Senators Propose Three Different Bills on the Plug-In Electric Vehicle Tax Credit

October 18, 2018

Three bills in the U.S. Senate are competing to change the federal tax credit that benefits buyers of electric vehicles. The three bills vary in scope and action, ranging from immediately ending the distortive credit to expanding and extending it for another decade.

Currently, the tax code provides a credit for the first 200,000 qualifying plug-in electric vehicles manufactured by an automaker. The value of the credit ranges from $2,500 up to $7,500 depending on the vehicle specifications, and taxpayers who buy qualifying vehicles may file for the credit with their tax return. When manufacturers have sold more than 200,000 vehicles, the credit begins phasing down. For the first two quarters of the phaseout, a 50 percent credit is allowed, followed by a 25 percent credit in the next two quarters, after which the credit is no longer available.

The Joint Committee on Taxation estimates that under current law, with the 200,000 vehicle cap and phaseout intact, the credit for plug-in electric vehicles will reduce federal revenues by $7.5 billion from 2018 through 2022. In tax year 2016, just 60,245 out of more than 150 million filers claimed the credit, which illustrates the narrowness of this provision. Additionally, the credit is disproportionately claimed by higher-income households.

Option 1: End the credit and impose a highway user fee

Introduced by Senator John Barrasso (R-WY), the Fairness for Every Driver Act moves toward more neutral tax treatment for all vehicles. This bill would end the credit almost immediately, just 30 days after enactment. This would be an improvement; narrowly targeted preferences like this credit are distortive and reduce the efficiency of the tax code. It would also impose a highway user fee on owners of electric vehicles, to be paid when owners file their tax returns.

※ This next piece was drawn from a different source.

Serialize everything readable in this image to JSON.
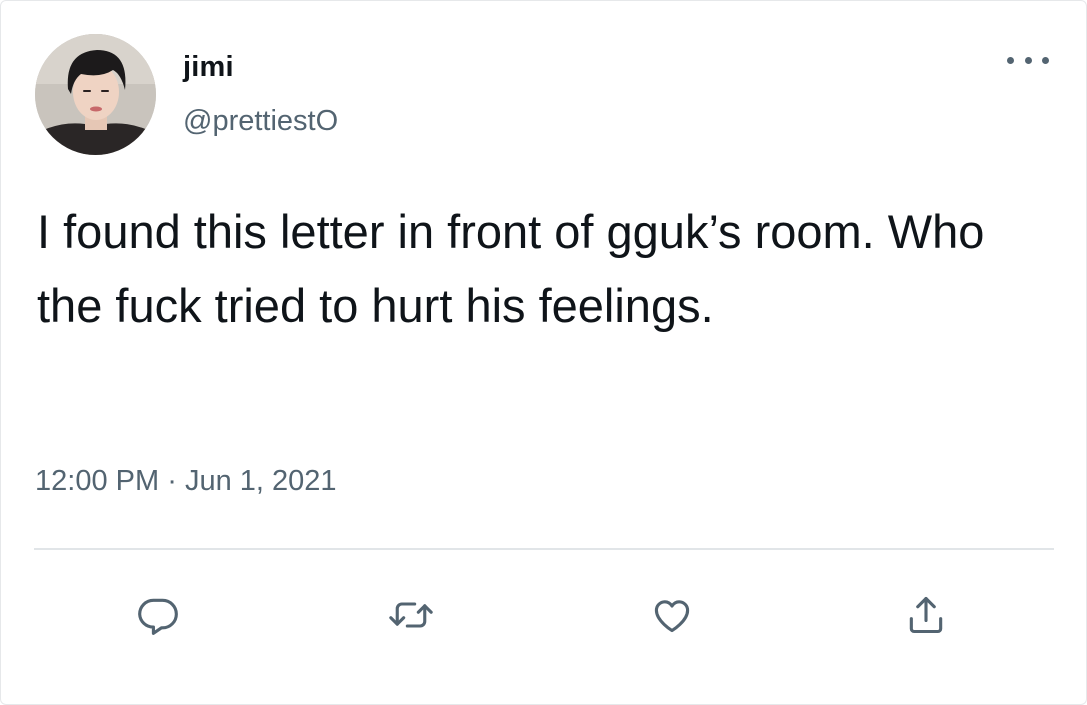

Generally speaking, the user-pays principle provides the foundation for current infrastructure spending. For example, drivers directly benefit from using highways, and it follows that they should directly pay for them too.

Most drivers do this when they fill up their car with gasoline, as the federal government levies an 18.4-cent per gallon tax on gasoline and a 24.4-cent per gallon tax on diesel fuel. If you drive 10,000 miles a year in a car that gets 25 miles per gallon, you pay about $74 a year in federal gasoline taxes. These revenues support the Highway Trust Fund, which, for the most part, helps pay for road construction and maintenance.

Because electric vehicles don’t use gasoline, drivers of these vehicles don’t pay into the Highway Trust Fund, even though they benefit from using highways. To remedy this, Sen. Barrasso’s bill would impose user fees on alternative vehicles. These fees would be based on the average fuel consumption used by vehicles in similar classes, so alternative vehicles would pay around the same user fees as other vehicles.

Option 2: Uncap the credit and end it in 2022 (maybe)

The second bill, introduced by Senator Dean Heller (R-NV), would lift the 200,000 vehicle cap on manufacturers and instead would allow the credit to be unlimited until the program would end in 2022. At least two manufacturers have reached or will reach the cap this year and thus their vehicles would not be eligible for the credits beginning in 2020, so this bill would continue delivering the subsidy to these manufacturers who are nearing ineligibility under current law.

Even though the bill schedules the credit to phase out in 2022, one could imagine the scenario where this credit falls into the “extenders” trap. It’s become a nearly annual ritual in Washington for lawmakers to temporarily extend a grab bag of provisions which were originally scheduled to sunset. Most of these provisions, like the plug-in electric vehicle credit, are narrowly targeted benefits that do not meet principles of sound tax policy.

Option 3: Uncap, extend, and make it available at the point of sale

The third bill, the Electric Credit Access Ready at Sale (CARS) Act of 2018, was introduced by seven Democratic senators in September. It would not only eliminate the 200,000 vehicle cap, but also extend the credit through 2028, to encourage cleaner energy and reduce carbon pollution. Additionally, it would make the credit available at the point of sale when an individual purchases the vehicle, rather than waiting until the individual files an income tax return. Another proposed change is that unused portions of the credit could be carried forward up to five years.

This bill is also likely to fall into the extenders trap, and it even proposes extending some of the currently expired preferences for other types of alternative energy.

Ultimately, tax preferences for certain industries are not high on the list of effective tools for addressing negative externalities. Instead, preferences like this credit distort relative prices and consumer choices and reduce the efficiency of the tax system even though there is little to no evidence credits like this actually address externalities.

As such, of the three options currently under consideration in the Senate, the first is the only one which moves in the direction of a more neutral, less distortive tax system.